TESTO Commento su Matteo 14,22-36 (o Matteo 15,1-2.10-14)
Paolo Curtaz Ti racconto la Parola
Martedì della XVIII settimana del Tempo Ordinario (Anno II) (05/08/2008)
Vangelo: Mt 14,22-36 (o Mt 15,1-2.10-14)
La tradizione è una buona cosa. In teoria. Se resta, cioè, ciò che il vocabolo indica: il consegnare, il donare, l'affidare. Così io vi posso parlare di Cristo perché altri, prima di me, me ne hanno parlato. e così da duemila anni accade, da bocca a orecchio, e le parole di Gesù attraverso gli apostoli sono giunte fino a noi. Molti, però, confondono l'essenziale con il superfluo, la tradizione col tradizionalismo. Gesù è libero, libero anche dalla pia devozione dei farisei.
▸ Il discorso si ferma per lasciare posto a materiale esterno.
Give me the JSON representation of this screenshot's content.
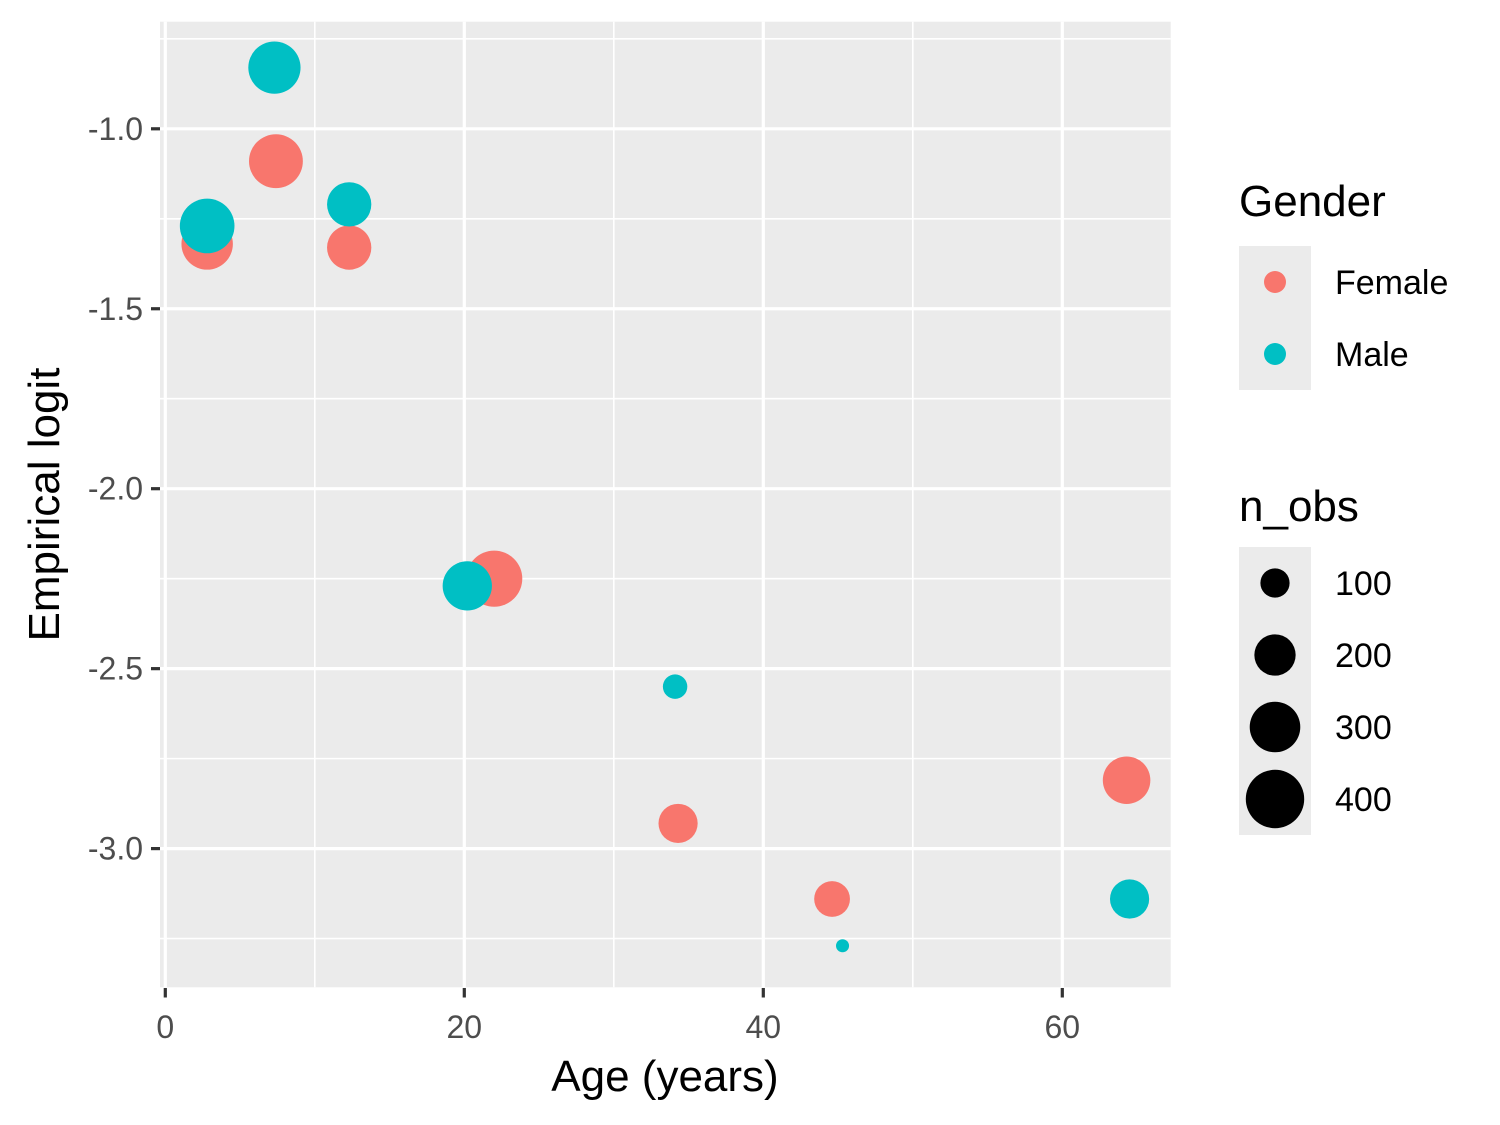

Va dritto all'essenziale, ritorna al cuore della legge di Dio, legge di amore e di libertà, di bene e di realizzazione, non insopportabile gabbia che limita e uccide. No, non fanno le abluzioni gli apostoli che vengono lavati ogni giorno e purificati dalle parole del Maestro. No, non adempiono le prescrizioni rituali prima del pasto coloro che pasteggiano con Colui a cui è rivolto il culto. Gesù ci richiama all'essenziale, a distinguere ciò che è tesoro prezioso del deposito della fede da ciò che è superfluo, accessorio, storico, abitudine. Noi discepoli dobbiamo continuamente stare all'erta, vegliare affinché non lasciamo che la Parola sia inquinata dalle parole, per non diventare anche noi guide cieche che conducono altri ciechi. Uno solo è il nostro Maestro e Signore, uno solo è colui che ci guida in questa giornata: il Signore Gesù, nostro Maestro. E noi siamo tutti fratelli.